Myeloma cells have unique protein biosynthesis gear and in this aspect differ from all other types of cancer cells. Despite new insights into the pathogenesis of multiple myeloma, the best treatment option for patients with high risk multiple myeloma is not clearly understood.
Recent studies have shown the antitumor activity of protease inhibitors which is independent from their ability to inhibit HIV enzymes. Protease inhibitors (PIs) are a class of antiviral drugs that are used to treat HIV/AIDS by preventing viral replication after selectively binding to viral enzymes- proteases.
For now, nine HIV-PI have been approved (saquinavir, nelfinavir, lopinavir, amprenavir, atazanavir, darunavir, tipranavir, indinavir), most of which are structural homologs of the lead drug ritonavir with improved pharmacokinetics.
Research
work published recently in “Blood cancer Journal” characterized the effects of all approved HIV-PI on myeloma cells.

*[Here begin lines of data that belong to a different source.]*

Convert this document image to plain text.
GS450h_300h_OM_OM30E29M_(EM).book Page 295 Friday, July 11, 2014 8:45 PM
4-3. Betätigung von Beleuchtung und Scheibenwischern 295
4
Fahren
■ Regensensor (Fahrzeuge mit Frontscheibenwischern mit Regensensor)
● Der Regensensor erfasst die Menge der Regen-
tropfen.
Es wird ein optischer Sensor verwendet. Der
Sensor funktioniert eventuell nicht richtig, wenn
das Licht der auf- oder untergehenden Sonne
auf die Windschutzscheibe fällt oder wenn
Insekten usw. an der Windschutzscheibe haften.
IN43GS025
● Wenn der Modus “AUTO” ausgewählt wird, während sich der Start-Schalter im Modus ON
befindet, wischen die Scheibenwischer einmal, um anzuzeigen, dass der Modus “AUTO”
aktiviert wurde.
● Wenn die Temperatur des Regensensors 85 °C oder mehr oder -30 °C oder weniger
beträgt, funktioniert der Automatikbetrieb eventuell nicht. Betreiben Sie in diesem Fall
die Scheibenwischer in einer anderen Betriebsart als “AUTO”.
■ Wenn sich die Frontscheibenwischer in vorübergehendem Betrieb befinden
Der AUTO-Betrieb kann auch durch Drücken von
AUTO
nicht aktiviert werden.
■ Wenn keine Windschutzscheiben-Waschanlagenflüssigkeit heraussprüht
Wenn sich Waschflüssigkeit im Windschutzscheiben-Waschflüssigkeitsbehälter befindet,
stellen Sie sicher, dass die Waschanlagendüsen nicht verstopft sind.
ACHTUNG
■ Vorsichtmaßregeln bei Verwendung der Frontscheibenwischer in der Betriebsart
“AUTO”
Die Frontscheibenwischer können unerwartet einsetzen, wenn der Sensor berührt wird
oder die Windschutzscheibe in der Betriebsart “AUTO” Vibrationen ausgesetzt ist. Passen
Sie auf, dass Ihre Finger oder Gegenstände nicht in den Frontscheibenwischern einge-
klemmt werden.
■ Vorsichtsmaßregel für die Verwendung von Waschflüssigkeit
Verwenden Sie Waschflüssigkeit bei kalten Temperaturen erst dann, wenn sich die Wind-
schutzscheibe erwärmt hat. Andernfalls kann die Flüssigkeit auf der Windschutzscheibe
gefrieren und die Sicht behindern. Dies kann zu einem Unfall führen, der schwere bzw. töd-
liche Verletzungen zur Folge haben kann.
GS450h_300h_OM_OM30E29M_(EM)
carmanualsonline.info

Those drugs were compared based on cytotoxicity, proteasome activity and other intracellular molecular signaling pathways.

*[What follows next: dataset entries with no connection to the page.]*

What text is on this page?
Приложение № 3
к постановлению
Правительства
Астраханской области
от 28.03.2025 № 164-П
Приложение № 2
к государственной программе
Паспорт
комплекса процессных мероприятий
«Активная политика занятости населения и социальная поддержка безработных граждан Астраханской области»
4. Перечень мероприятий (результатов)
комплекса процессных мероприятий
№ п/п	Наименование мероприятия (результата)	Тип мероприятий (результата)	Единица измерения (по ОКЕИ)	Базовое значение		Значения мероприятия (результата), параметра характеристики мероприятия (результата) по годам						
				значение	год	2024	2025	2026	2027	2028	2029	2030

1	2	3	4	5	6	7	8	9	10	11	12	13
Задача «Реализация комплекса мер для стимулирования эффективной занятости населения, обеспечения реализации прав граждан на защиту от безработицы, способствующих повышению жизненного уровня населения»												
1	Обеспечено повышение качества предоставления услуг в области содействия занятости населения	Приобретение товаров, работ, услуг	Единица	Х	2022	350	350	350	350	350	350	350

The study was designed to select the most appropriate HIV-PI for clinical trials in myeloma, to select the most appropriate target population of myeloma patients, and to identify combination partners for this drug.
Authors reported that Nelfinavir is the HIV-PI, with highest cytotoxic activity against primary myeloma cells. Moreover, Nelfinavir had superior synergistic activity with bortezomib/carfilzomib (US approved PI for relapsed multiple myeloma) in particular against resistant myeloma cells. Nelfinavir has in advance, unique proteasome inhibiting activity in intact myeloma cells.

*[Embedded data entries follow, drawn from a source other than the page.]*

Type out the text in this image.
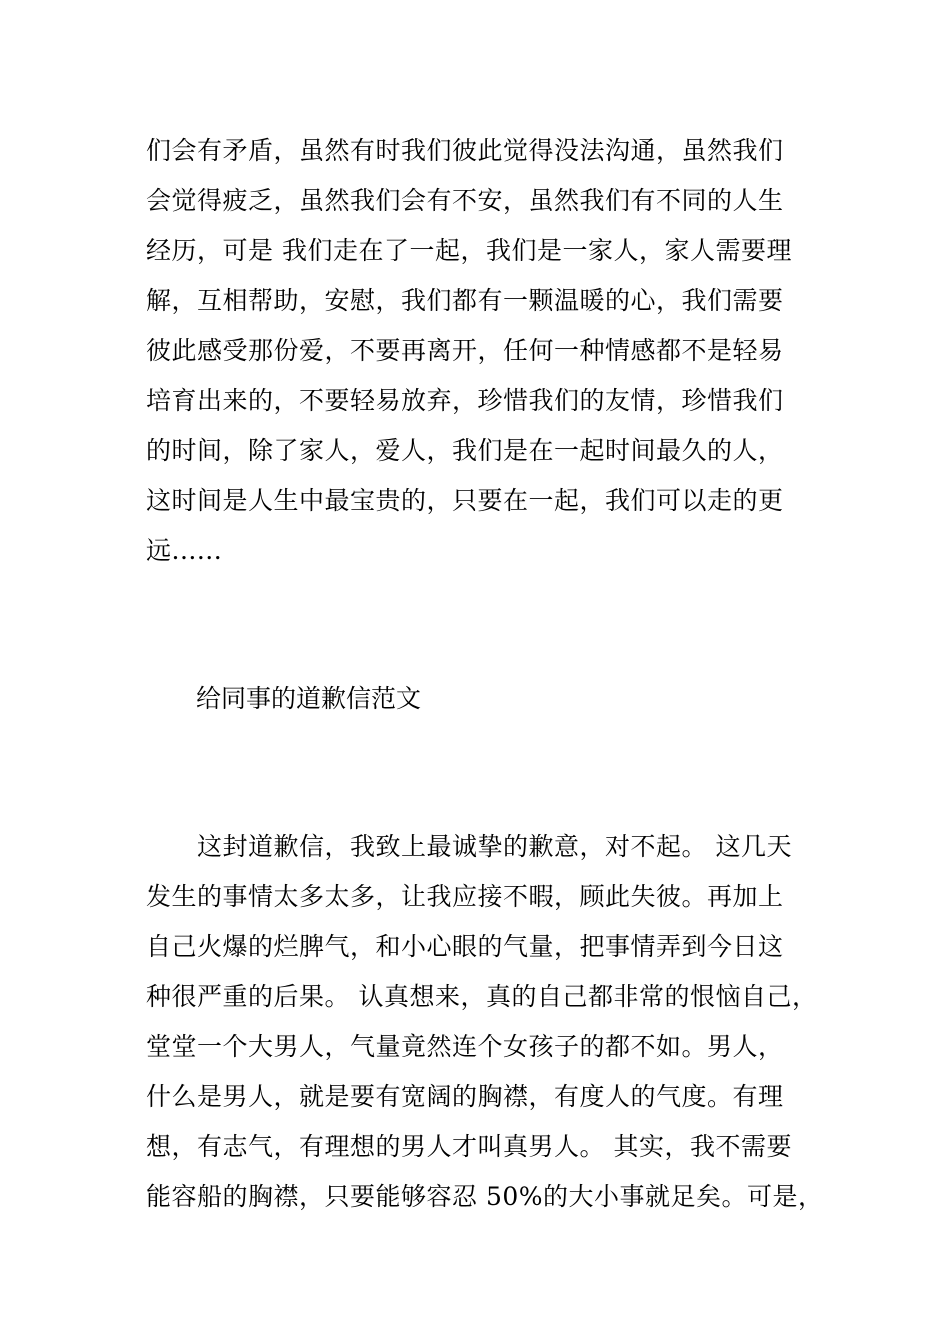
们会有矛盾，虽然有时我们彼此觉得没法沟通，虽然我们
会觉得疲乏，虽然我们会有不安，虽然我们有不同的人生
经历，可是 我们走在了一起，我们是一家人，家人需要理
解，互相帮助，安慰，我们都有一颗温暖的心，我们需要
彼此感受那份爱，不要再离开，任何一种情感都不是轻易
培育出来的，不要轻易放弃，珍惜我们的友情，珍惜我们
的时间，除了家人，爱人，我们是在一起时间最久的人，
这时间是人生中最宝贵的，只要在一起，我们可以走的更
远......
给同事的道歉信范文
　　这封道歉信，我致上最诚挚的歉意，对不起。 这几天
发生的事情太多太多，让我应接不暇，顾此失彼。再加上
自己火爆的烂脾气，和小心眼的气量，把事情弄到今日这
种很严重的后果。 认真想来，真的自己都非常的恨恼自己，
堂堂一个大男人，气量竟然连个女孩子的都不如。男人，
什么是男人，就是要有宽阔的胸襟，有度人的气度。有理
想，有志气，有理想的男人才叫真男人。 其实，我不需要
能容船的胸襟，只要能够容忍 50%的大小事就足矣。可是，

Previously also, a landmark paper compared the cytotoxic activity of all HIV-PI and identified nelfinavir has the potentially highest antineoplastic activity in lung cancer cell lines.
There is a strong rationale to assess nelfinavir in combination with proteasome inhibitors such as bortezomib, carfilzomib or novel proteasome inhibitors in resistant myeloma in a clinical study.
The bottom line, based on their molecular properties, but also on their availability, HIV-PI are extremely interesting drugs for a potential anti-myeloma therapy.